La mayoría de los equipos no empiezan con una elección clara entre software personalizado y una herramienta de catálogo. Eligen un producto SaaS porque es fácil, lo amplían con plugins, lo combinan con una hoja de cálculo, y luego, finalmente, alguien pregunta si todo ese conjunto está frenando al negocio. Ese suele ser el momento adecuado para tomar la decisión a propósito.
Qué te da realmente el software "de catálogo"

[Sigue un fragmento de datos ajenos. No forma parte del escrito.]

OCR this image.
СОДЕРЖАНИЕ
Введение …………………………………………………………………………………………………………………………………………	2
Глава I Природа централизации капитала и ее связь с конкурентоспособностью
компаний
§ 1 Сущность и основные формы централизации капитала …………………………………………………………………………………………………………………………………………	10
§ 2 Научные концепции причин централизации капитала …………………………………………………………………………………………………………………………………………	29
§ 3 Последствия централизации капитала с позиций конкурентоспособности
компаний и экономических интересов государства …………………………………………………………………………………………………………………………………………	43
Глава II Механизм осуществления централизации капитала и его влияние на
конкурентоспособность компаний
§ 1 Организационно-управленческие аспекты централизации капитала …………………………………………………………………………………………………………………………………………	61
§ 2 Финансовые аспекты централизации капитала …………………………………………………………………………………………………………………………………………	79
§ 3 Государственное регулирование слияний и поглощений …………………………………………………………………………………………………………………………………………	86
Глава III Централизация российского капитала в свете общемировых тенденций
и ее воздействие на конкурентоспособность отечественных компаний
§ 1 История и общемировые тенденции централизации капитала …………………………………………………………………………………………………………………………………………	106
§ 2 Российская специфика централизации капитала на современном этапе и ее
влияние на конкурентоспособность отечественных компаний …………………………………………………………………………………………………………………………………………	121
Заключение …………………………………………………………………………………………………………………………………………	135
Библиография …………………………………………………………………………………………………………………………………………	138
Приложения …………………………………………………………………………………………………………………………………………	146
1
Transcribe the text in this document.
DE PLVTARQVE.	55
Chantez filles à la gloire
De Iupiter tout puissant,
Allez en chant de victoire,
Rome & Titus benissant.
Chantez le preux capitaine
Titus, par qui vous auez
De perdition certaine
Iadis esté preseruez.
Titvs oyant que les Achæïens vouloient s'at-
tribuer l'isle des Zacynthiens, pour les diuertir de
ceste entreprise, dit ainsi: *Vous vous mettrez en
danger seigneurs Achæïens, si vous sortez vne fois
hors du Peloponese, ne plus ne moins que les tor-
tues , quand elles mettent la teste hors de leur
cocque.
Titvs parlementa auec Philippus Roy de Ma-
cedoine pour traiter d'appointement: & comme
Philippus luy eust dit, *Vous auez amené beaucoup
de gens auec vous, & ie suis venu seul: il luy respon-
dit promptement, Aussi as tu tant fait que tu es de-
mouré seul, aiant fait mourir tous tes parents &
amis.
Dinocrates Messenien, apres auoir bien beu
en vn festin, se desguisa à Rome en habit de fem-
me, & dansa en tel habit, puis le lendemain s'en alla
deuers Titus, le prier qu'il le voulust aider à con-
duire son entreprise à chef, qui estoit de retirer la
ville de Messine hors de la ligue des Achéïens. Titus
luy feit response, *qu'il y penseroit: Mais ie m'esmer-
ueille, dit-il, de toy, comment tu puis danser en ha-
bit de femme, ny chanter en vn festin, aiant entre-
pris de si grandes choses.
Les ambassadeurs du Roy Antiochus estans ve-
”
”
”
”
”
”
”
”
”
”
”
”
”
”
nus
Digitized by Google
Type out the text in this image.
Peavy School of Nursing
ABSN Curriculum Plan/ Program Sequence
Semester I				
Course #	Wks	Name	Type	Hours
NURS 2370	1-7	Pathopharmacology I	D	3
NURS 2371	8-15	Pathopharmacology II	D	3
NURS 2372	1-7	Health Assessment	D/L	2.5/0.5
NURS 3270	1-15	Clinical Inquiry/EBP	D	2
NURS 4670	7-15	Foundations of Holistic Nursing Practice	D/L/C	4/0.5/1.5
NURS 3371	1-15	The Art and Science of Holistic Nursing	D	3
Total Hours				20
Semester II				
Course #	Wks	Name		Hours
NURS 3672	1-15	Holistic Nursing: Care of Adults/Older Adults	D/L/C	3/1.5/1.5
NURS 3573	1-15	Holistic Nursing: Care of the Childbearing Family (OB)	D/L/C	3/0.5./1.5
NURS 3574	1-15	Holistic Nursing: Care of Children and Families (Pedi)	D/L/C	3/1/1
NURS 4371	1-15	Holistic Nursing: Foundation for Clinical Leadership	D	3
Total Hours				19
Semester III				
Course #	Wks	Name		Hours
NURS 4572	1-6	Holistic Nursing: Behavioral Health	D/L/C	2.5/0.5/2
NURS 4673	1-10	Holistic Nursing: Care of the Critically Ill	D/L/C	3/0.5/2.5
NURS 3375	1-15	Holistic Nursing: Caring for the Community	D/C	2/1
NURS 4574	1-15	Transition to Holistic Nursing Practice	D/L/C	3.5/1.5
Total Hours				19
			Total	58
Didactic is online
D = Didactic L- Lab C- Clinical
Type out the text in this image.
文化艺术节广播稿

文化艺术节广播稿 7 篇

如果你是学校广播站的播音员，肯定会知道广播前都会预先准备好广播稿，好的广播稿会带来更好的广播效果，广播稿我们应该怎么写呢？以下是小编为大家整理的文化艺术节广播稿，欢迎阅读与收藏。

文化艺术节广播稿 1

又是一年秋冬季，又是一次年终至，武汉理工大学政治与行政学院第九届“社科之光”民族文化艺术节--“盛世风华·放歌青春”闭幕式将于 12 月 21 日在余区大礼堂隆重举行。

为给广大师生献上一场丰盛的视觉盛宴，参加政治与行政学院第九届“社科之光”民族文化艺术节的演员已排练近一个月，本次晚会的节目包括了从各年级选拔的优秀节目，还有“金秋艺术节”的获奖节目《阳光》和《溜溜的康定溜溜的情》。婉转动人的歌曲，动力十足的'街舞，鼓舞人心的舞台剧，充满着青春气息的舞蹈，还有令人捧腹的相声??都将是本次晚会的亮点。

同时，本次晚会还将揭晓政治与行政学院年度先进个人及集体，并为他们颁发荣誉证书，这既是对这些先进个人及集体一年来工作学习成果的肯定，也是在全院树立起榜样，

El software ya hecho está diseñado para el cliente medio de un mercado. Sus fortalezas vienen de esa escala:
- un conjunto de funciones bien probado que cubre los casos comunes,
- un precio mensual predecible,
- actualizaciones, integraciones y documentación frecuentes,
- alguien más se encarga del alojamiento, los parches de seguridad y el cumplimiento.
A cambio, tu flujo de trabajo tiene que encajar en el modelo del producto, no al revés. Ese encaje suele estar bien al principio. Se vuelve caro cuando tu proceso es un verdadero diferenciador competitivo y la herramienta te obliga a trabajar como todos los demás.
Qué te da realmente el software personalizado
El software personalizado se construye en torno al proceso de una organización. Bien hecho, elimina pasos, no los añade. Sus fortalezas son:
- el flujo de trabajo coincide con cómo trabaja realmente el equipo,
- los datos permanecen en un solo lugar en vez de copiarse entre herramientas,
- las integraciones se construyen exactamente donde se necesitan,
- tú posees la hoja de ruta, las funciones se priorizan por valor de negocio, no por la estrategia de un proveedor.
La contrapartida es obvia: alguien tiene que construirlo y mantenerlo. Ese coste es real, y es la razón principal por la que el software personalizado tiene fama de ser "caro". No siempre es caro, pero nunca es gratis, y nunca debería empezarse sin una razón clara.
Señales de que el catálogo sigue siendo la respuesta correcta
- El trabajo que haces es similar al de miles de otras empresas (facturación, email, CRM básico, almacenamiento de archivos).
- Un producto maduro ya cubre el grueso de lo que necesitas.
- El hueco que queda puede cerrarse con configuración, un pequeño plugin o una automatización simple.
- El tamaño de tu equipo o tu presupuesto no justifican un esfuerzo de desarrollo a largo plazo.
En estos casos, comprar bien y configurar con cuidado supera a construir.
Señales de que el software personalizado se pagará solo
- Pagas varias suscripciones SaaS cuyo trabajo principal es mover datos entre ellas.
- Tu equipo exporta datos repetidamente, los transforma en hojas de cálculo y los importa en otro sitio.
- El proceso que quieres automatizar es específico de tu negocio y no puede describirse con el vocabulario de una herramienta genérica.
- Pierdes clientes, horas o precisión porque la herramienta obliga a soluciones torpes.
- Los clientes ven el software, así que el rendimiento, la marca y la UX afectan directamente a los ingresos.
En ese punto, el conjunto SaaS "barato" suele ser la opción más cara una vez que incluyes el coste operativo oculto.
Una vía intermedia: personalizado donde importa, de catálogo donde no
La mayoría de las configuraciones maduras son híbridas. La contabilidad, el email, el almacenamiento y las herramientas básicas de RR. HH. se compran. Las partes que tocan a los clientes, diferencian al negocio o codifican lógica de proceso única son personalizadas. Los dos lados se pegan con una pequeña cantidad de código de integración, normalmente la inversión de mayor apalancamiento que una empresa puede hacer.
Errores habituales
- Construir lo que puedes comprar. Reimplementar un CRM o un sistema de facturación casi nunca merece la pena.
- Comprar lo que deberías construir. Intentar forzar un proceso interno específico dentro de una herramienta genérica, y luego contratar gente para salvar los huecos a mano.
- Saltarse el coste total de propiedad. Las suscripciones parecen pequeñas; cinco herramientas más el trasiego manual de datos a menudo no lo son.
- Tratar el software personalizado como un proyecto de una sola vez. Es un producto. Necesita mantenimiento, monitorización y pequeñas mejoras con el tiempo.
Cómo decidir en la práctica
- Anota el proceso de principio a fin, no las funciones que crees necesitar.
- Marca los pasos que son genéricos (probablemente de catálogo) y los pasos que son específicos de tu negocio (candidatos a personalizado).
- Para cada herramienta SaaS que uses, anota cuántos datos envía o recibe de otras. Un flujo intenso entre herramientas es una pista de que un pegamento personalizado, o un pequeño hub personalizado, ayudaría.
- Estima un coste total realista a 3 años para cada opción, incluyendo el tiempo de las personas, no solo las licencias.
- Elige la opción que reduce pasos, no la que añade más.